Quant aux Forces armées centrafricaines (FACA), elles ont littéralement explosé après la chute du président François Bozizé en 2013. Cette œuvre de destruction s’est poursuivie avec la prise de pouvoir, par les armes, puis la débandade de la Séléka, l’année suivante. L’Union européenne a certes formé un contingent de 700 hommes, mais ils ne disposent aujourd’hui d’aucun armement. « Nous n’avons aucun moyen pour limiter la contagion de la violence, c’est à la Minusca d’agir », se dédouane le porte-parole du gouvernement, Théodore Jousso.
« C’est de la victimisation, tout serait la faute des étrangers. Or, ici comme ailleurs, les opérations de mission de la paix de l’ONU n’ont pas vocation à se substituer aux forces armées nationales, nous ne sommes pas là pour faire la guerre », rétorque un haut responsable de la Minusca. Le pourrait-elle ? Comme la plupart des missions de la paix déployées dans le monde, les contingents envoyés par les pays contributeurs – les deux principaux, dans ce pays francophone, sont le Pakistan et le Bangladesh avec environ 1 000 hommes chacun – affichent des états de service très inégaux.

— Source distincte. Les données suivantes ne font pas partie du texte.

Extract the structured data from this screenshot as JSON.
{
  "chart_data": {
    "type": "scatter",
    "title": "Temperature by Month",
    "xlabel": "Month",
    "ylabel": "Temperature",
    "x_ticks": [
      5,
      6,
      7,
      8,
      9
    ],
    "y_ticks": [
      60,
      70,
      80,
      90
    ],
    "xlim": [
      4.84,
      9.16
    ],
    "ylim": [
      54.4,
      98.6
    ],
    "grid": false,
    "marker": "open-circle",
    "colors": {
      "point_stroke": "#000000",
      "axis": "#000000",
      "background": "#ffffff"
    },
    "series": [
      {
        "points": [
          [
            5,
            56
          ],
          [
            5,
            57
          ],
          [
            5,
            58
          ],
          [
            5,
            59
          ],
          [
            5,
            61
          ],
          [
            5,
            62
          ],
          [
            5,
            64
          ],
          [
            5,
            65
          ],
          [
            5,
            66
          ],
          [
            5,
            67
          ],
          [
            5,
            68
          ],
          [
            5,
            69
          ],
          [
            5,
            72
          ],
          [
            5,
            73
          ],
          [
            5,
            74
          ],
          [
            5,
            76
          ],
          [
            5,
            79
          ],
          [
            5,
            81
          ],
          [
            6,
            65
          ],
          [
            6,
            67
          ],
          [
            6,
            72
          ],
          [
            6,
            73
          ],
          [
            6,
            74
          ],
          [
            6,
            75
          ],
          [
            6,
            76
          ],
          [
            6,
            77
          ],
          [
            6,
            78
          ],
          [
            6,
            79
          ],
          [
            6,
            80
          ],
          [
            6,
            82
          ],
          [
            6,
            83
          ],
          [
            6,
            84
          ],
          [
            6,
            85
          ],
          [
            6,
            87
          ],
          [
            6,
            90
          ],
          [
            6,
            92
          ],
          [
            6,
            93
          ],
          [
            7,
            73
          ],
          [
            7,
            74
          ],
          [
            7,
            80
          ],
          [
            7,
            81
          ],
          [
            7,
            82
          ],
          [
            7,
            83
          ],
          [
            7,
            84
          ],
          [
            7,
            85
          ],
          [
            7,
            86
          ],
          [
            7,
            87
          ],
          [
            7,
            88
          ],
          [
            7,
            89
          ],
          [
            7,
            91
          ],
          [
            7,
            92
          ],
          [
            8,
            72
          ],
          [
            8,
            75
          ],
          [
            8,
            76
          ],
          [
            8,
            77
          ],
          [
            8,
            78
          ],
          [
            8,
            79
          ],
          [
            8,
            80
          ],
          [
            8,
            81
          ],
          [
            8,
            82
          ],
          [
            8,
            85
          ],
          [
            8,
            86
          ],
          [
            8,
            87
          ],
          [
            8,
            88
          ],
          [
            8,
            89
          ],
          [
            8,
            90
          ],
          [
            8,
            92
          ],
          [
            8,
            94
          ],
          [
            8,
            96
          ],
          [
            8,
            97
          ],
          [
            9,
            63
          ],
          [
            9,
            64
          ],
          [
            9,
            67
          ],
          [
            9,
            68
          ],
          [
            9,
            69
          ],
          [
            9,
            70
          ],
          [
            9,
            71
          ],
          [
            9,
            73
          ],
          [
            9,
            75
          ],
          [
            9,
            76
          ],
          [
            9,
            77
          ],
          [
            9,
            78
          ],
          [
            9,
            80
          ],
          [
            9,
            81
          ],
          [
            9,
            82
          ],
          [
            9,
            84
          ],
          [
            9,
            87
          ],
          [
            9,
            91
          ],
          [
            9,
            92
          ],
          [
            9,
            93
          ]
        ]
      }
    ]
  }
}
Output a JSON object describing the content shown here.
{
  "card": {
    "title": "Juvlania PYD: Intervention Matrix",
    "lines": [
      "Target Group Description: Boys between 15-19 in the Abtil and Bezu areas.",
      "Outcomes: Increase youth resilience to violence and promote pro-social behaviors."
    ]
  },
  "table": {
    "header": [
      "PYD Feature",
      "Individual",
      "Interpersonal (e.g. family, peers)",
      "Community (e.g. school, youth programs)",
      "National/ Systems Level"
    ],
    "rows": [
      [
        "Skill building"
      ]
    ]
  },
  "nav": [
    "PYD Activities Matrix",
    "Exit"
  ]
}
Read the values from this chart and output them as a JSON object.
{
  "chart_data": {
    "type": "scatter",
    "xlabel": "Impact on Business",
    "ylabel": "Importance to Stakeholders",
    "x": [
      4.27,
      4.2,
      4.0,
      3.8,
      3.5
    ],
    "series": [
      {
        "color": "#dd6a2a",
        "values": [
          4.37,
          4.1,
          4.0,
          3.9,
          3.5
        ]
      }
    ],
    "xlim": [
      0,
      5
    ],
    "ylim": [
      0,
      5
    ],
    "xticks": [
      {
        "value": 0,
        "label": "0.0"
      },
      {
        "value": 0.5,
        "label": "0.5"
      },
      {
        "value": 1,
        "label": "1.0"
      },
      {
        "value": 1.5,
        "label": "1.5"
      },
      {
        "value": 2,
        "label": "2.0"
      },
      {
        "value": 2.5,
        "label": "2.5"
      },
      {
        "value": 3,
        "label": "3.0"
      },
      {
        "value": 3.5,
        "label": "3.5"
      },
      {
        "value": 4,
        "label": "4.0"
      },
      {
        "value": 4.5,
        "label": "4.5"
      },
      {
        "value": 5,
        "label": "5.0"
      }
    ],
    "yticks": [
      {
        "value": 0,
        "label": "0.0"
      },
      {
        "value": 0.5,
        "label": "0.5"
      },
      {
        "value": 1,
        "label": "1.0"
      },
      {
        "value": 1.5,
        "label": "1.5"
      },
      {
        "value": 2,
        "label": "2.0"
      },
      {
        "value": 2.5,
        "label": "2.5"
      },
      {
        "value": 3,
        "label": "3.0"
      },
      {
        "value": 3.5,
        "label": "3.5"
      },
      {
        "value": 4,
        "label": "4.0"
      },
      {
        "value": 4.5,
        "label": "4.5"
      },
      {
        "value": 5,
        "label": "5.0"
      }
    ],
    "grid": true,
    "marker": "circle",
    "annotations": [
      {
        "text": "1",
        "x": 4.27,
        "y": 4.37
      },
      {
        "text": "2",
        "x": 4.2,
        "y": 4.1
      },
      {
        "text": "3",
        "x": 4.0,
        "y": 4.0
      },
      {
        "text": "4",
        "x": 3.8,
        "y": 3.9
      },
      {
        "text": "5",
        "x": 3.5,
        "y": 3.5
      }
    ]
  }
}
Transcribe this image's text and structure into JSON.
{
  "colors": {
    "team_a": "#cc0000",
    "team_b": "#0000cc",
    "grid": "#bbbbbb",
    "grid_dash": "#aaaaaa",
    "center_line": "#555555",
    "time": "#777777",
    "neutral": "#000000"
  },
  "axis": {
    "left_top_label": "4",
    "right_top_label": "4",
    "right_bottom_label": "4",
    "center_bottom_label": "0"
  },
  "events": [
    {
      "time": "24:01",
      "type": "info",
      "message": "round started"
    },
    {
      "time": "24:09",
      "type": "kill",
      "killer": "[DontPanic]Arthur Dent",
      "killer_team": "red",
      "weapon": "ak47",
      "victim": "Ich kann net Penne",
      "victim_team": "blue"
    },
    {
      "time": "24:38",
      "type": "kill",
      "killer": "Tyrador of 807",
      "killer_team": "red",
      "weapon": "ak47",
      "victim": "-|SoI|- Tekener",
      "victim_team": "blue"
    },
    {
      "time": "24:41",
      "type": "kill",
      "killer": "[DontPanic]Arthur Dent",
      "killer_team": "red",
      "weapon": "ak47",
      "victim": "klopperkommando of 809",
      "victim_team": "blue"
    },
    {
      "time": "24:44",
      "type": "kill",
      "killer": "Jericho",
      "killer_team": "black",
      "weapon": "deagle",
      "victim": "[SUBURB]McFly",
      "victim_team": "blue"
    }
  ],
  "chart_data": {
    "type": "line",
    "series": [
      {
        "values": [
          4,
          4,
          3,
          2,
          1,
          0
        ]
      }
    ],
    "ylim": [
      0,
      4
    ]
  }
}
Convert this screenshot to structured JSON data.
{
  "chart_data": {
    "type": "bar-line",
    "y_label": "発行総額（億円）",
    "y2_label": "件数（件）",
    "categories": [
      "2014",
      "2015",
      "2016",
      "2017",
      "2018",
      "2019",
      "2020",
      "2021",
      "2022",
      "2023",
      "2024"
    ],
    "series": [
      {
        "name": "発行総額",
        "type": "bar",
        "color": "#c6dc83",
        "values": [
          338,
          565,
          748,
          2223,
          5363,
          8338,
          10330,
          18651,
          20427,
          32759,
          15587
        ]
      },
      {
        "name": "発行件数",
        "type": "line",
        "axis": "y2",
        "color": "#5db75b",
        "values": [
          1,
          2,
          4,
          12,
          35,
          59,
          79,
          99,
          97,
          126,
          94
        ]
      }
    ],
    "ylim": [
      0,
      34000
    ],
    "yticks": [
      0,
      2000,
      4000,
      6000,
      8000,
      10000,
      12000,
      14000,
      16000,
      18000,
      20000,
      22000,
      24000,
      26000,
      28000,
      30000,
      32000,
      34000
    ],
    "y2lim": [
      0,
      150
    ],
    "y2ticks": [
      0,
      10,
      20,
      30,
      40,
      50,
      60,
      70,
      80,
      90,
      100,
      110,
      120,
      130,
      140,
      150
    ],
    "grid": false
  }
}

Leur réactivité est également ralentie par le système de « double commande ». Un officier du contingent égyptien de la Minusca (750 soldats), par exemple, réfère ainsi, au préalable, à son état-major au Caire avant d’appliquer un ordre venu du commandant en chef des casques bleus à Bangui, en l’occurrence le lieutenant général sénégalais Balla Keïta. Partant de ce constat, la Minusca fait-elle au mieux avec ce qu’elle a ? Quelle est sa stratégie ? « Flottante, mis à part la protection de Bangui », lâche un officier supérieur étranger bon connaisseur de la Centrafrique.